U.S. Constitutional Amendments Related to These Cases

First Amendment

“Congress shall make no law respecting an establishment of religion, or prohibiting the free exercise thereof; or abridging the freedom of speech, or of the press; or the right of the people peaceably to assemble, and to petition the Government for a redress of grievances.”

Beliefs of a person can be held privately and should not be infringed upon by the government. 

Fourth Amendment 

“The right of the people to be secure in their persons, houses, papers, and effects, against unreasonable searches and seizures, shall not be violated, and no Warrants shall issue, but upon probable cause, supported by Oath or affirmation, and particularly describing the place to be searched, and the persons or things to be seized.”

Right to privacy for one’s person and home is logically derived from this amendment.

Fifth Amendment

“No person shall…be deprived of life, liberty, or property, without due process of law,” 

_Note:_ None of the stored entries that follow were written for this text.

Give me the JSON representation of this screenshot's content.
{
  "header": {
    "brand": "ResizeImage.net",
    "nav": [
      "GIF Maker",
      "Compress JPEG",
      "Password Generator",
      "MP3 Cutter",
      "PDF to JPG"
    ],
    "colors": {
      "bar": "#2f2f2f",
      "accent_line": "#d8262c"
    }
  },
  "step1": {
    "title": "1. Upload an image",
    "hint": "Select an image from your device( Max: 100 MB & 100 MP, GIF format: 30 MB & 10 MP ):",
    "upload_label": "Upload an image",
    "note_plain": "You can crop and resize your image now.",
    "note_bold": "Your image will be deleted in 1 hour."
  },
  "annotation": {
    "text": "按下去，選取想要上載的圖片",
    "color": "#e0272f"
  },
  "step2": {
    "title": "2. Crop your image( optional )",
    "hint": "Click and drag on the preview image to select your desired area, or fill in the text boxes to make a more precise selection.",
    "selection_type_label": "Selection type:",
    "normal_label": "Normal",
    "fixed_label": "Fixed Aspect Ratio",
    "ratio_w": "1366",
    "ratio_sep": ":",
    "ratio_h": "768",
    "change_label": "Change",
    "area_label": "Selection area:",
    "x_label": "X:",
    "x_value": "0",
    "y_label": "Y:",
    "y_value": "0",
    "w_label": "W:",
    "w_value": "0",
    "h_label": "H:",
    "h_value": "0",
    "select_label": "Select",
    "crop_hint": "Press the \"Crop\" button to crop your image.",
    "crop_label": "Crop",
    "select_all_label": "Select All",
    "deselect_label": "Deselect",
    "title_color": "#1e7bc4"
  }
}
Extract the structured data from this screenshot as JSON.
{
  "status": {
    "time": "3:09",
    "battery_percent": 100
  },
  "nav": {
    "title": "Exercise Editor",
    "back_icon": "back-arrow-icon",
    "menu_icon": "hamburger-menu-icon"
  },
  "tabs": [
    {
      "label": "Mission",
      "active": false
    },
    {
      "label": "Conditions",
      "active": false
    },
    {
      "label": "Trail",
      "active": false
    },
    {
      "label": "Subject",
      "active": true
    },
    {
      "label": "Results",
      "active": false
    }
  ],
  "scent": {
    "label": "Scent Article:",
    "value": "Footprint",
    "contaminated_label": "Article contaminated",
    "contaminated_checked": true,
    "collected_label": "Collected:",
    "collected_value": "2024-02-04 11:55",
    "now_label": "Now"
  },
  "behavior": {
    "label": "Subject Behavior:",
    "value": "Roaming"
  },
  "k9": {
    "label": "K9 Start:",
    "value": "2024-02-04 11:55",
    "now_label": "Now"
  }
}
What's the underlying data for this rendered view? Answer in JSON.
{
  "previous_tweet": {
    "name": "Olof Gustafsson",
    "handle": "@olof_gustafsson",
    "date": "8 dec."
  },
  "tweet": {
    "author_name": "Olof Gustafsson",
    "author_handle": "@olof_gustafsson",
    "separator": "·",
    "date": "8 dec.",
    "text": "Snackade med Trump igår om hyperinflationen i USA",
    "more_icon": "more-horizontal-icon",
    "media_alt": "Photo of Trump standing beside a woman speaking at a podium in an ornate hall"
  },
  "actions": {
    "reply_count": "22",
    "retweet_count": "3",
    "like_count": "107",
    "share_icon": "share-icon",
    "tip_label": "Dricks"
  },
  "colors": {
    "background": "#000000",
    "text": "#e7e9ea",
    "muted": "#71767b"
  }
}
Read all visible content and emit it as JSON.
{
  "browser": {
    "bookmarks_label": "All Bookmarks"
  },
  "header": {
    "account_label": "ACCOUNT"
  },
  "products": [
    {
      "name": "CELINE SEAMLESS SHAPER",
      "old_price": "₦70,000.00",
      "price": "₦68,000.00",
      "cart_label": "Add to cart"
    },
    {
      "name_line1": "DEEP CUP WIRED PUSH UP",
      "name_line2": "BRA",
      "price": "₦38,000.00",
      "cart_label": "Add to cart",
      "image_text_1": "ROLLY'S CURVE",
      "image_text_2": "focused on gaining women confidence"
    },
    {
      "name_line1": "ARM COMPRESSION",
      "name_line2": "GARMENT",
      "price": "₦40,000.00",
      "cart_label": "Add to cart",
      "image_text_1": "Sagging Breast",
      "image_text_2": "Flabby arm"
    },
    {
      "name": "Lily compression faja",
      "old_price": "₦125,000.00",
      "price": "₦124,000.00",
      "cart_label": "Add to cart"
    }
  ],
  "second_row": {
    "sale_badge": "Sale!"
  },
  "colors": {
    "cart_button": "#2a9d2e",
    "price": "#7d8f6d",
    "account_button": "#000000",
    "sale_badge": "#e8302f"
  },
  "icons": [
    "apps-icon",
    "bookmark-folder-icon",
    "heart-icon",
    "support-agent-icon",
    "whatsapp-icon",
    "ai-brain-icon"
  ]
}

This is often just referred to as “Due Process” and the basic foundational principle on which many legal decisions involving rights are based. 

Fourteenth Amendment

“No State shall make or enforce any law which shall abridge the privileges or immunities of citizens of the United States; nor shall any State deprive any person of life, liberty, or property, without due process of law; nor deny to any person within its jurisdiction the equal protection of the laws.

This ensures that the due process clause of the fifth amendment also applies to every state in the U.S.

Ninth Amendment

“The enumeration in the Constitution, of certain rights, shall not be construed to deny or disparage others retained by the people.”

In other words, just because the constitution doesn’t mention a right specifically, doesn’t mean that right isn’t held by the people of the U.S. This is where the right to privacy is covered. It’s not specifically mentioned in the constitution, but previous case law dating as far back as 1891, establishes that personal privacy is protected.